Iconography of the Sacred Marriage Rites from Mesopotamia on display at the Pergonnan Museum in Berlin.

The Sacred Marriage Rites were performed on the top of the ziggurats at the dawn of civilization in ancient Sumer and continued into the Holy of the Holies inner chamber of Solomon’s Temple. Hughes Payans, direct descendent of the Knights Templar Founder, has confirmed that the symbol of the hieros gamos, the six-pointed star consisting of the upper and lower triangles interlocking, was displayed at the portal of the Holy of the Holies. The icon of the hieros gamos is also the icon of the Age of Aquarius where Heaven and Earth are integrated through the human body.

The prominent Mesopotamian scholar Noah Samuel Kramer wrote a book in 1963 entitled The Sacred Marriage Rite: Aspects of Faith, Myth and Ritual in Ancient Sumer which translates the Sumerian hymns recording the rituals and mythology of this religious rite.

In order to care for the life of all the lands,
The exact first day of the month is closely examined
And on the day of the disappearance of the moon,
On the day of the sleeping of the moon,
The me are perfectly carried out
So that the New Year’s Day, the day of rites,
May be properly determined,
And a sleeping place be set up for Inanna.

The queen bathes her holy loins,
Inanna bathes for the holy loins of Dumuzi,
She washes herself with soap.
She sprinkles sweet-smelling cedar oil on the ground.

The king goes with lifted head to the holy loins,
Dumuzi goes with lifted head to the holy loins of Inanna.
He lies down beside her on the bed.
Tenderly he caresses her, murmuring words of love:
“Oh my holy jewel! O my wondrous Inanna!”

After he enters her holy vulva, causing the queen to rejoice,
After he enters her holy vulva, causing Inanna to rejoice,
Inanna holds him to her and murmurs:
“Oh Dumuzi, you are truly my love!”
The king bids the people enter the great hall.
The people bring food offerings and bowls.
They burn juniper resin, perform laving rites,
And pile up sweet-smelling incense.

The king embraces his beloved bride,
Dumuzi embraces Inanna.
Inanna, seared on the royal throne, shines like daylight.
The king, like the sun, shines radiantly by her side.
He arranges abundance, lushness, and plenty before her.
He assembles the people of Sumer.

The musicians play for the queen:
They play the loud instrument which drowns out the storm,
They play the sweet algar-instrument,
the ornament of the palace,
They play the stringed instrument which
brings joy to all the people,
They play songs for Inanna to rejoice in the heart.
The king reaches out his hand for food and drink,
Dumuzi reaches out his hand for food and drink.
The palace is festive.
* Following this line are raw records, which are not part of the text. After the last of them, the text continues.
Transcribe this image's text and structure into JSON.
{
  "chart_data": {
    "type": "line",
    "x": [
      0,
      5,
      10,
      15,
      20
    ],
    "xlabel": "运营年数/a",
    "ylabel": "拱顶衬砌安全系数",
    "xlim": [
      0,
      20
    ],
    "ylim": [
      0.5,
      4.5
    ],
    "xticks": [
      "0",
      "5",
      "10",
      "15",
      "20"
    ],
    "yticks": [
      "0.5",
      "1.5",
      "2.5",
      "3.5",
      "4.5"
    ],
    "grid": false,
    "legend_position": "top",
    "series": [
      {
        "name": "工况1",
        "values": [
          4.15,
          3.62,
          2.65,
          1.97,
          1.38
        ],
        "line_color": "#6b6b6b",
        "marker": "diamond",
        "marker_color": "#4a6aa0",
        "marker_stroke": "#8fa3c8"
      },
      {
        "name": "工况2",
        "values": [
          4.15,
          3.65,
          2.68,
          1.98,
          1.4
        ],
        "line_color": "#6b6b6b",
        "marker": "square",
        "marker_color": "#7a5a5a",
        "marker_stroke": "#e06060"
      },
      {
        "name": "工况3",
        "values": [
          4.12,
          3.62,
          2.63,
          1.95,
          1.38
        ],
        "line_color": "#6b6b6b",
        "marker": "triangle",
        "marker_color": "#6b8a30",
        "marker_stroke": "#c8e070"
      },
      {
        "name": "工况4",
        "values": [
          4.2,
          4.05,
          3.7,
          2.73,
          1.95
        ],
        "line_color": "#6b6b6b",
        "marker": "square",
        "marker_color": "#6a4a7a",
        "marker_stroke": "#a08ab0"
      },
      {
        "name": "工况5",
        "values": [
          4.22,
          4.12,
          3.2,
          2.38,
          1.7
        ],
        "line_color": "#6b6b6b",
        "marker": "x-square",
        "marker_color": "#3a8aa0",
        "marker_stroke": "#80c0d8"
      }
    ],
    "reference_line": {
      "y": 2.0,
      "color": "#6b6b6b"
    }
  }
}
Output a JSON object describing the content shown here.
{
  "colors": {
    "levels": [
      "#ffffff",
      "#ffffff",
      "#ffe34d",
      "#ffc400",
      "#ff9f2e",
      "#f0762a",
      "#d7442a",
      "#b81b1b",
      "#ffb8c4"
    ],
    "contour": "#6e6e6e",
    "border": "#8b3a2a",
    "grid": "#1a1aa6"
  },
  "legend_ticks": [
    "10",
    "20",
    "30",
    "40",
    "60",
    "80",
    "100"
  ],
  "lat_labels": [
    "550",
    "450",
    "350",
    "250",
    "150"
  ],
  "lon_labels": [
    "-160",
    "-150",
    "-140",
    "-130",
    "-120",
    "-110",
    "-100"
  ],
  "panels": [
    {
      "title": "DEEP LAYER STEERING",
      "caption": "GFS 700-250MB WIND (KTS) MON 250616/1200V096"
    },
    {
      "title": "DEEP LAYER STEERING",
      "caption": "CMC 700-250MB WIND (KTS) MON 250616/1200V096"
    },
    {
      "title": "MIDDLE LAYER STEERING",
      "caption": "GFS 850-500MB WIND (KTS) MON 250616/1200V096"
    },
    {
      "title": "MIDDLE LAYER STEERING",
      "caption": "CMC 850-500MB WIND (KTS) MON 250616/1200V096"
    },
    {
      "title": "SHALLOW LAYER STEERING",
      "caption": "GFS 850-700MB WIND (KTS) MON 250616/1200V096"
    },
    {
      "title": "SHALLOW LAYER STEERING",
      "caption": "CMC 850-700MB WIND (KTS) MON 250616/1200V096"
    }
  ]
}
The king is joyous.
In the pure clean place, they celebrate Inanna in song.
She is the ornament of the assembly, the joy of Sumer!

The people spend the day in plenty.
The king stands before the assembly in great joy.
He hails Inanna with the praises of the gods and the assembly:
“Holy Priestess! Created with the heavens and earth,
Inanna, First Daughter of the Moon, Lady of the Evening!
I sing your praises!”

My Lady looks in sweet wonder from heaven.
The people of Sumer parade before the holy Inanna.
The Lady Who Ascends into the Heavens, Inanna is radiant.